How meaningful and relevant are candidates' political parties anymore? When a New England Republican can be more progressive than a Texas Democrat, when millions regard themselves as independents and occupy the takeout-menu middle on political issues, why do we need to belong to parties? Why red, why blue, why even purple, when there's the big deluxe Crayola box to choose from?
Barack Obama is in the Democratic Party but in some ways seems not to be of it. He built his own political operation and fundraising mechanisms, and so -- unlike Bill Clinton, who constructed his political machine within the party framework -- owes less to the Democratic edifice than he does to the support of an even bigger tent full of Americans. The voters' $10 or $20 donations gave them a much greater stake in Obama's candidacy than that D after his name. They had actual skin in this game.
The same is true of John McCain, the self-styled maverick who would have done better, as he well knew, without that scarlet "R" on his chest.
If we are postmodern and post-racial, is it time to be post-party, with a new candidate-by-candidate, issue-by-issue model that doesn't reach across the aisle but gets rid of the aisle altogether?
The country could, as it often does, follow California. The reform governor, Hiram Johnson, was onto something in 1911 when he made all local offices nonpartisan and banned parties from endorsing in nonpartisan races. Both state parties were in the grip of the Southern Pacific Railroad -- "The Octopus" of the J. Frank Norris novel -- and Johnson's reforms gave voters ways around the party bosses, like the ballot initiative and nonpartisan local elections.
This puzzles newcomers and pundits who grew up with the great party patronage machines of cities in the East and the Midwest. That's not how we do things here. As the 2000 Democratic National Convention was ramping up in L.A., Gov. Gray Davis told my colleague, George Skelton, that Californians' attitude was ho-hum at best: " 'Go have your convention. We're going surfing.' "
"Republican" and "Democrat" are still weighty designations. State-level races aren't covered by Johnson's ban, and Sacramento politicians still live and die by those Rs and Ds. Even in local contests, voters realize that candidates probably have some party identity, but overall the party apparatus just isn't as powerful as it could be.
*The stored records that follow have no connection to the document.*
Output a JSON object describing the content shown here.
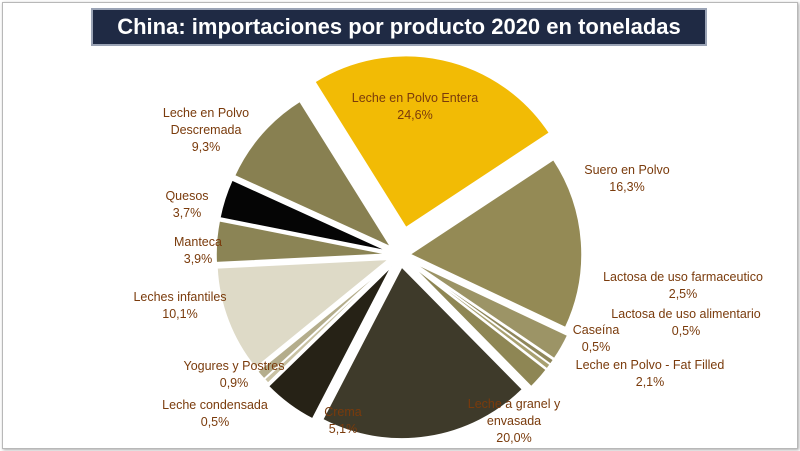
{
  "chart_data": {
    "type": "pie",
    "title": "China: importaciones por producto 2020 en toneladas",
    "exploded": true,
    "slices": [
      {
        "label": [
          "Leche en Polvo Entera"
        ],
        "pct_text": "24,6%",
        "value": 24.6,
        "color": "#f2bb05"
      },
      {
        "label": [
          "Suero en Polvo"
        ],
        "pct_text": "16,3%",
        "value": 16.3,
        "color": "#948a55"
      },
      {
        "label": [
          "Lactosa de uso farmaceutico"
        ],
        "pct_text": "2,5%",
        "value": 2.5,
        "color": "#9c9466"
      },
      {
        "label": [
          "Lactosa de uso alimentario"
        ],
        "pct_text": "0,5%",
        "value": 0.5,
        "color": "#8f875b"
      },
      {
        "label": [
          "Caseína"
        ],
        "pct_text": "0,5%",
        "value": 0.5,
        "color": "#a8a070"
      },
      {
        "label": [
          "Leche en Polvo - Fat Filled"
        ],
        "pct_text": "2,1%",
        "value": 2.1,
        "color": "#8e8654"
      },
      {
        "label": [
          "Leche a granel y",
          "envasada"
        ],
        "pct_text": "20,0%",
        "value": 20.0,
        "color": "#3e3a2a"
      },
      {
        "label": [
          "Crema"
        ],
        "pct_text": "5,1%",
        "value": 5.1,
        "color": "#262216"
      },
      {
        "label": [
          "Leche condensada"
        ],
        "pct_text": "0,5%",
        "value": 0.5,
        "color": "#c9c2a4"
      },
      {
        "label": [
          "Yogures y Postres"
        ],
        "pct_text": "0,9%",
        "value": 0.9,
        "color": "#b4ad8c"
      },
      {
        "label": [
          "Leches infantiles"
        ],
        "pct_text": "10,1%",
        "value": 10.1,
        "color": "#dedac7"
      },
      {
        "label": [
          "Manteca"
        ],
        "pct_text": "3,9%",
        "value": 3.9,
        "color": "#8b8455"
      },
      {
        "label": [
          "Quesos"
        ],
        "pct_text": "3,7%",
        "value": 3.7,
        "color": "#050505"
      },
      {
        "label": [
          "Leche en Polvo",
          "Descremada"
        ],
        "pct_text": "9,3%",
        "value": 9.3,
        "color": "#888051"
      }
    ]
  }
}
For example, California has repeatedly knocked down state party walls with open and crossover primary voting (until Republicans and Democrats have united to close them back up again). An open system was in effect for a time after World War II. In 1948, Republican congressional candidate Richard Nixon won the Democratic primary! A Democratic campaign flier described him as "a fearless champion of
Before wall-to-wall news and the Internet, political parties were information conduits to voters. Now every voter can find a candidate's website and discover where he or she stands on everything from credit swap defaults to hunting wolves from helicopters. Without Ds or Rs after their names, candidates would have to take a stand on every matter of substance, and without that easy party-affiliation shorthand, voters would have to do their homework.
California voters take to all this naturally. Nearly 20% register as "decline to state." And "Party of One," the title of Sacramento Bee columnist Dan Weintraub's book about Gov. Arnold Schwarzenegger, is about right. There are years of daylight between the governor and some California Republicans, not to mention national party mavens. Schwarzenegger, who endorsed McCain, was merely polite about Sarah Palin and didn't bother to show at the GOP's grim election-night party in Irvine.
A party-free system hews closer to what the founders desired; James Madison in particular was mistrustful of parties, which he called "factions," referring in the Federalist Papers to "the mischief of factions."
So how about this bumper sticker? "Free the Capitol Hill 535!" Like everything else about democracy, it'd be messy and imperfect -- but better than the alternative.